Many will rightly roll their eyes when reading these lines, as they remember the scandals over products which have been sold in the past as “ultra-safe” by advisors who often didn’t fully understand them. But more recently the industry represented by issuers and distributors has been forced to learn from its mistakes by regulators and is now required to sell these products with much greater transparency, especially with regards to risk and fees embedded in each product.
So why does it matter now?
Following market stability and rally induced by central banks having reversed balance sheet normalisation policy last year, with the Fed in turbo expansion mode at the end of 2019, and having created one of the most accommodative global monetary conditions on record, we are now witnessing a shift in sentiment.

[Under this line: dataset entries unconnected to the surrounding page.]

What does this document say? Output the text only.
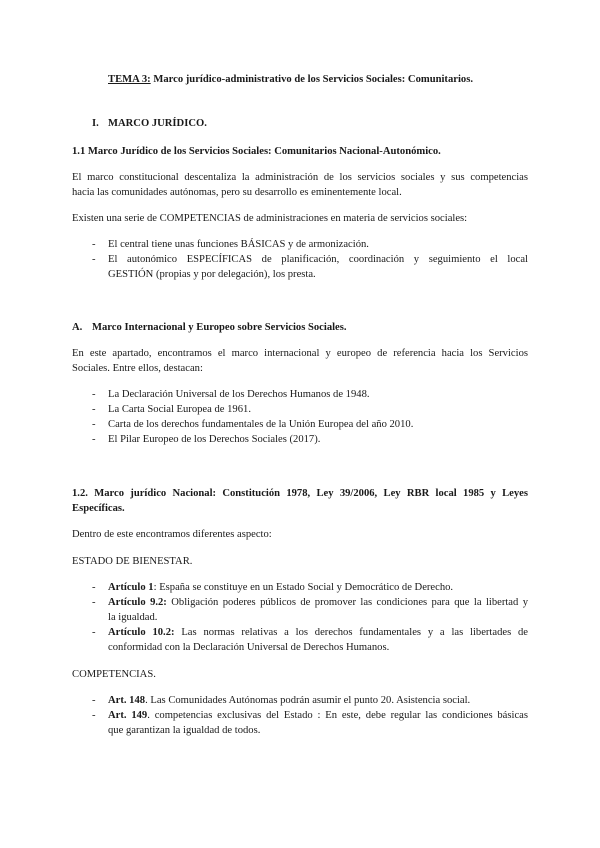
TEMA 3: Marco jurídico-administrativo de los Servicios Sociales: Comunitarios.
I. MARCO JURÍDICO.
1.1 Marco Jurídico de los Servicios Sociales: Comunitarios Nacional-Autonómico.
El marco constitucional descentaliza la administración de los servicios sociales y sus competencias
hacia las comunidades autónomas, pero su desarrollo es eminentemente local.
Existen una serie de COMPETENCIAS de administraciones en materia de servicios sociales:
-	El central tiene unas funciones BÁSICAS y de armonización.
-	El autonómico ESPECÍFICAS de planificación, coordinación y seguimiento el local
GESTIÓN (propias y por delegación), los presta.
A. Marco Internacional y Europeo sobre Servicios Sociales.
En este apartado, encontramos el marco internacional y europeo de referencia hacia los Servicios
Sociales. Entre ellos, destacan:
-	La Declaración Universal de los Derechos Humanos de 1948.
-	La Carta Social Europea de 1961.
-	Carta de los derechos fundamentales de la Unión Europea del año 2010.
-	El Pilar Europeo de los Derechos Sociales (2017).
1.2. Marco jurídico Nacional: Constitución 1978, Ley 39/2006, Ley RBR local 1985 y Leyes
Específicas.
Dentro de este encontramos diferentes aspecto:
ESTADO DE BIENESTAR.
-	Artículo 1: España se constituye en un Estado Social y Democrático de Derecho.
-	Artículo 9.2: Obligación poderes públicos de promover las condiciones para que la libertad y
la igualdad.
-	Artículo 10.2: Las normas relativas a los derechos fundamentales y a las libertades de
conformidad con la Declaración Universal de Derechos Humanos.
COMPETENCIAS.
-	Art. 148. Las Comunidades Autónomas podrán asumir el punto 20. Asistencia social.
-	Art. 149. competencias exclusivas del Estado : En este, debe regular las condiciones básicas
que garantizan la igualdad de todos.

Having just lived through the fastest S&P 500 market decline from an all-time high in history in the last two weeks, one can wonder if investors and traders mood will remain in a buy-the-dip mentality as they have been conditioned to believe that central banks will come to the rescue, again and again, to suppress volatility and keep market prices elevated. Or will investors shift their mindset and start to look at ways to protect the downside and/or look for ways to add convexity in their portfolios…that is what I would put in layman terms: find ways to be less exposed to the downside provided by the market, while being able to capture a big chunk of the potential upside.
While this is typically achieved by using combinations of options via listed and OTC markets, these levered strategies are complex to put in place and require expertise, active management and careful monitoring because the clock works against you when you purchase options.
And this is where structured products, a carefully crafted combination of bonds and derivative instruments packaged into a security have the potential to help most investors add optionality in their portfolios. These products provide some sort of convexity, enabling investors to build protection or buffers while receiving upside participation or coupons, and giving away the higher returns they don’t expect.
Taking advantage of higher volatility regime.
As I’m writing this article, markets have been in disarray with the S&P 500 losing at some point more than 15 per cent from the February highs, and the VIX –a gauge of forward-looking short-term volatility, and a barometer for risk appetite – shooting-up from 15 to 50 in just a few days due to fears about lack of coronavirus containment. And this is a good environment for structured products which are mostly sellers of volatility through options that are embedded in their payoffs, enabling investors to take advantage of deeper buffers and/or higher yield than they would have received in very smooth markets.
To give an example, as of last Friday you could buy a product paying an annual coupon of 6 per cent with downside protection as long as the S&P 500 trades above 70 per cent of its current level three years from now. As of Monday morning, as S&P futures are 5 per cent in the red, the coupon is now close to 8 per cent per year.